The study was conducted as part of Hammarlund’s ongoing research to understand and dismantle barriers to equitable care so that all patients receive appropriate and effective treatments. In the case of prostate cancer, Black patients are less likely to receive treatment and more than twice as likely to die of the disease compared with white patients. The new study was designed to understand the role of patient residence and location of treatment and how that may impact the prostate cancer care they receive.

For the study, Hammarlund and colleagues at the University of Washington and the Fred Hutchinson Cancer Research Center, evaluated data from the Surveillance, Epidemiology, and End Results, or SEER, cancer registry, which is linked to Medicare claims data.

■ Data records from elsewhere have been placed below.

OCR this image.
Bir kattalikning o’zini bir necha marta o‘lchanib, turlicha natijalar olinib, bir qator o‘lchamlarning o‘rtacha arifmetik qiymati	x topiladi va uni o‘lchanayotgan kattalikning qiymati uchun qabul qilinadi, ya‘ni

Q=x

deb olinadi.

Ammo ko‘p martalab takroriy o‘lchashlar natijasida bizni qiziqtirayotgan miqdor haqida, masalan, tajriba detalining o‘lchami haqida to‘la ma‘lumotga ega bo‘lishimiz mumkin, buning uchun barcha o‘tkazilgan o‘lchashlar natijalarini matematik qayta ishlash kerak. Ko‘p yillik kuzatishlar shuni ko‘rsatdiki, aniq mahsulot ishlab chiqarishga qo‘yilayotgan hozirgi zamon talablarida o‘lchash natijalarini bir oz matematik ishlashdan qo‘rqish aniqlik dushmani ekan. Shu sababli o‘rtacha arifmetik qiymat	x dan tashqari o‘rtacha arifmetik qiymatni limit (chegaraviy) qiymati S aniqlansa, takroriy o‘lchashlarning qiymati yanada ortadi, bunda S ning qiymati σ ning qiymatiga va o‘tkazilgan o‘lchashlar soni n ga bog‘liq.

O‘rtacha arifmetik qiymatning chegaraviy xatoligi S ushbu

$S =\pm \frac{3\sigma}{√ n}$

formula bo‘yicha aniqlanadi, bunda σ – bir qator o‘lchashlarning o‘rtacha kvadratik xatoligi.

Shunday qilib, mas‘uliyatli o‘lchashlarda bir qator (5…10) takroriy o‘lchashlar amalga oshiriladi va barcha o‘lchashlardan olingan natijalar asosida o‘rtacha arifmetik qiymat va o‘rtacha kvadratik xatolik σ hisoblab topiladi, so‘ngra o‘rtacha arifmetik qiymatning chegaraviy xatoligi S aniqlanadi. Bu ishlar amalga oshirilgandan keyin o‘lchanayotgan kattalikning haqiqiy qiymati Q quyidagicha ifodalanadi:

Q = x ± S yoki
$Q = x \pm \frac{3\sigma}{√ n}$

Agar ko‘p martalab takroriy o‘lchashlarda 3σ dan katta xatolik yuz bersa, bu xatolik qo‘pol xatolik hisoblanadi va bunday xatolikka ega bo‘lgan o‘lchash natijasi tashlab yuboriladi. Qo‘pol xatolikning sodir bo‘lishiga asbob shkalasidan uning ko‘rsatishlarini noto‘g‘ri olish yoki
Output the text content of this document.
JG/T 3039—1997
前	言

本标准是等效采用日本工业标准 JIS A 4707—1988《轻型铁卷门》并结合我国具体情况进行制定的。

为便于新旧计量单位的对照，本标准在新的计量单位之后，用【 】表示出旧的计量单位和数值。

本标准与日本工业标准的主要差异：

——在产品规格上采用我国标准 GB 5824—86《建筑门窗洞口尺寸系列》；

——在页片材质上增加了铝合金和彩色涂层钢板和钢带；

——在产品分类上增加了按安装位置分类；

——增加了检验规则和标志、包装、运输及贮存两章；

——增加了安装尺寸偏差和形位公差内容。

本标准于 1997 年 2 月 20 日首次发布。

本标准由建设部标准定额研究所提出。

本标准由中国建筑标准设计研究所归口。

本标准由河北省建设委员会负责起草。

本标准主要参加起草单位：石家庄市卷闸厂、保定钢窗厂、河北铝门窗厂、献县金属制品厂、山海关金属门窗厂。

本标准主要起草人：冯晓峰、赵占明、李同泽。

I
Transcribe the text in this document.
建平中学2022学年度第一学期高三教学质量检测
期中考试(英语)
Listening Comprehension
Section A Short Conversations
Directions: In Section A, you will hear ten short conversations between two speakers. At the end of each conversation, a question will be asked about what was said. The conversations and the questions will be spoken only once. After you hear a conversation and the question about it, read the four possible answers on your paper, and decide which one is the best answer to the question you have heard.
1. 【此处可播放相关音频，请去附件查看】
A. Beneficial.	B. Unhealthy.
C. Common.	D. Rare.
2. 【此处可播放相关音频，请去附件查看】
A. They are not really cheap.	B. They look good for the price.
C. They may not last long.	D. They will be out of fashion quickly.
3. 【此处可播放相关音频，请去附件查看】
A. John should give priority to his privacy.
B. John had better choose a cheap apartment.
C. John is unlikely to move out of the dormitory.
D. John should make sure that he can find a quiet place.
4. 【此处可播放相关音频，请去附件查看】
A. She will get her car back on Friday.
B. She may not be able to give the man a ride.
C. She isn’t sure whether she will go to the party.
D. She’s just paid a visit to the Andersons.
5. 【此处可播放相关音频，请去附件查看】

Among a sample of more than 18,000 patients who were diagnosed with prostate cancer, the team analyzed factors including patient and hospital zip code and the treatment patients received.

Their results indicate that residential location-related factors explain only half of the treatment inequities experienced by Black patients, who were less likely to receive a prostate cancer therapy known as radical prostatectomy.

“The persistence of treatment inequities, despite accounting for structural factors like location and health care access, was surprising,” said Hammarlund, a member of the UF Health Cancer Center. “This underscores the complex interplay of race and health care, suggesting that systemic racism still significantly influences health care outcomes.”

The findings offer insights for both policymakers and health care providers, such as the need for interventions that target structural barriers to health care access and the impacts of racial biases in health care settings, and the importance of collaboration between providers and patients, Hammarlund said.

“By fostering trust, improving communication and addressing barriers to care, providers can help empower patients to make informed decisions and ensure treatment plans align with their needs and preferences,” he said.

Hammarlund’s study was published as part of the Journal of the National Cancer Institute’s Early Career Investigator Research Section, which launched in 2024 and is devoted to publishing manuscripts authored by early career investigators.

“The section provided a platform specifically designed to support and highlight the work of emerging researchers,” Hammarlund said. “It offers significant visibility and support for early career researchers, which can be instrumental in establishing oneself in the field.”

Efforts to prioritize early career researcher submissions are one way journals can foster a new generation of scientists, Hammarlund said, along with expedited review processes, constructive reviewer feedback and expanded opportunities for early career researchers to participate in editorial activities.

“By integrating early career researchers more into the publication process, journals can help cultivate a more diverse research community that supports fresh perspectives and innovative ideas,” Hammarlund said.